Greed outpaces innovation in China

China’s low-carbon economy is booming, but will never satisfy its energy needs.

Greed-outpaces-Innovation-Parallax

China, thirsty for oil, has turned to an entirely new land mass in an attempt to slake itself. Its new target is Argentina, specifically the Argentine company Bridas in which CNOOC, China’s nationally-owned oil and gas company, has just taken a 50% stake worth $3.1bn. CNOOC prez Yang Hua described the deal as being a “good beachhead for us to enter Latin America”, but it’s actually the second front in their Latin American adventures, having previously paired up with Venezuela on new exploration projects.

This follows a year of exponential oil and gas exploration from China, who have recently headed into Canada, Nigeria, Iraq, their own territory, and Uganda just last week, while its interest in Ghana continues to stumble on. A few weeks back China announced that it was planning to increase oil and gas production by 27%, and to do that without eating heavily into its reserves it needs a lot of global expansion. And as the FT notes, Western companies are only too happy to partner with them considering their own core markets, still effectively recessed, are pretty stagnant.

The potential for revenue flowing out of an oil-rich nation is obvious, and Argentina is no exception; but as well as potentially channelling oil revenues towards international corporate partnerships instead of indigenous populations, China’s latest exploration announcement comes at time when their stance on emissions is cloudier than ever. Their eventual ‘support’ of the already limp-wristed Copenhagen accord came last week, but it’s not a full ‘association’ with the agreement but rather a ‘listing’ in it. So they’re sort of attached to an agreement that sort of gets people to reduce their carbon emissions, while quite definitely expanding their emissions on a global scale. And this is being offset with some very unconvincing distractions in the form of alleged snubs at the conference. The tedious and ineffectual playground politics of climate change continue.

China is installing coal-to-gas plants, investing in renewables, seeing their low-carbon industries get major surges in investor confidence, and now the UK government is recognising the potential China has for UK low-carbon businesses. But none of this is enough to generate the kind of growth China is looking for, and we’re back again to the central difficulty that lies at the heart of all global climate discussions – the right for previously undeveloped countries to develop their economies. It’s absolutely China’s right to advance the wealth of its people, and it’s both immoral, impractical and as CNOOC’s tie-ups with the likes of Shell show, an impediment to business to try and prevent that. Nevertheless, and whatever the ills of already developed nations, this right is what’s taking the world from ecological precariousness to permanent damage.

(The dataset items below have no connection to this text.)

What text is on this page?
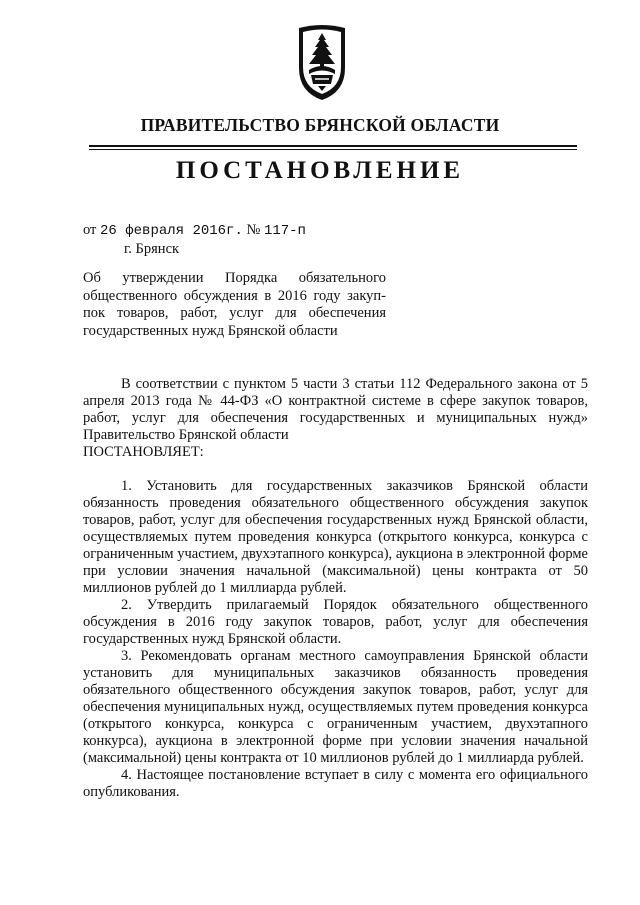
ПРАВИТЕЛЬСТВО БРЯНСКОЙ ОБЛАСТИ
ПОСТАНОВЛЕНИЕ
от 26 февраля 2016г. № 117-п
г. Брянск
Об утверждении Порядка обязательного
общественного обсуждения в 2016 году закуп-
пок товаров, работ, услуг для обеспечения
государственных нужд Брянской области

В соответствии с пунктом 5 части 3 статьи 112 Федерального закона от 5 апреля 2013 года № 44-ФЗ «О контрактной системе в сфере закупок товаров, работ, услуг для обеспечения государственных и муниципальных нужд» Правительство Брянской области

ПОСТАНОВЛЯЕТ:

1. Установить для государственных заказчиков Брянской области обязанность проведения обязательного общественного обсуждения закупок товаров, работ, услуг для обеспечения государственных нужд Брянской области, осуществляемых путем проведения конкурса (открытого конкурса, конкурса с ограниченным участием, двухэтапного конкурса), аукциона в электронной форме при условии значения начальной (максимальной) цены контракта от 50 миллионов рублей до 1 миллиарда рублей.

2. Утвердить прилагаемый Порядок обязательного общественного обсуждения в 2016 году закупок товаров, работ, услуг для обеспечения государственных нужд Брянской области.

3. Рекомендовать органам местного самоуправления Брянской области установить для муниципальных заказчиков обязанность проведения обязательного общественного обсуждения закупок товаров, работ, услуг для обеспечения муниципальных нужд, осуществляемых путем проведения конкурса (открытого конкурса, конкурса с ограниченным участием, двухэтапного конкурса), аукциона в электронной форме при условии значения начальной (максимальной) цены контракта от 10 миллионов рублей до 1 миллиарда рублей.

4. Настоящее постановление вступает в силу с момента его официального опубликования.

Greed, with its constant recourse to the shortest distance between desire and result, will always channel efforts towards the quickest and easiest solution; it unfortunately therefore often outpaces innovation. It creates an imperative for innovation, as we can see from the aforementioned growing investment opportunities for low-carbon businesses, but its unforgiving engine doesn’t leave room for long-term concerns. If the psytrance bongo campervan crew ever had a point to make against capitalism, then this surely is it.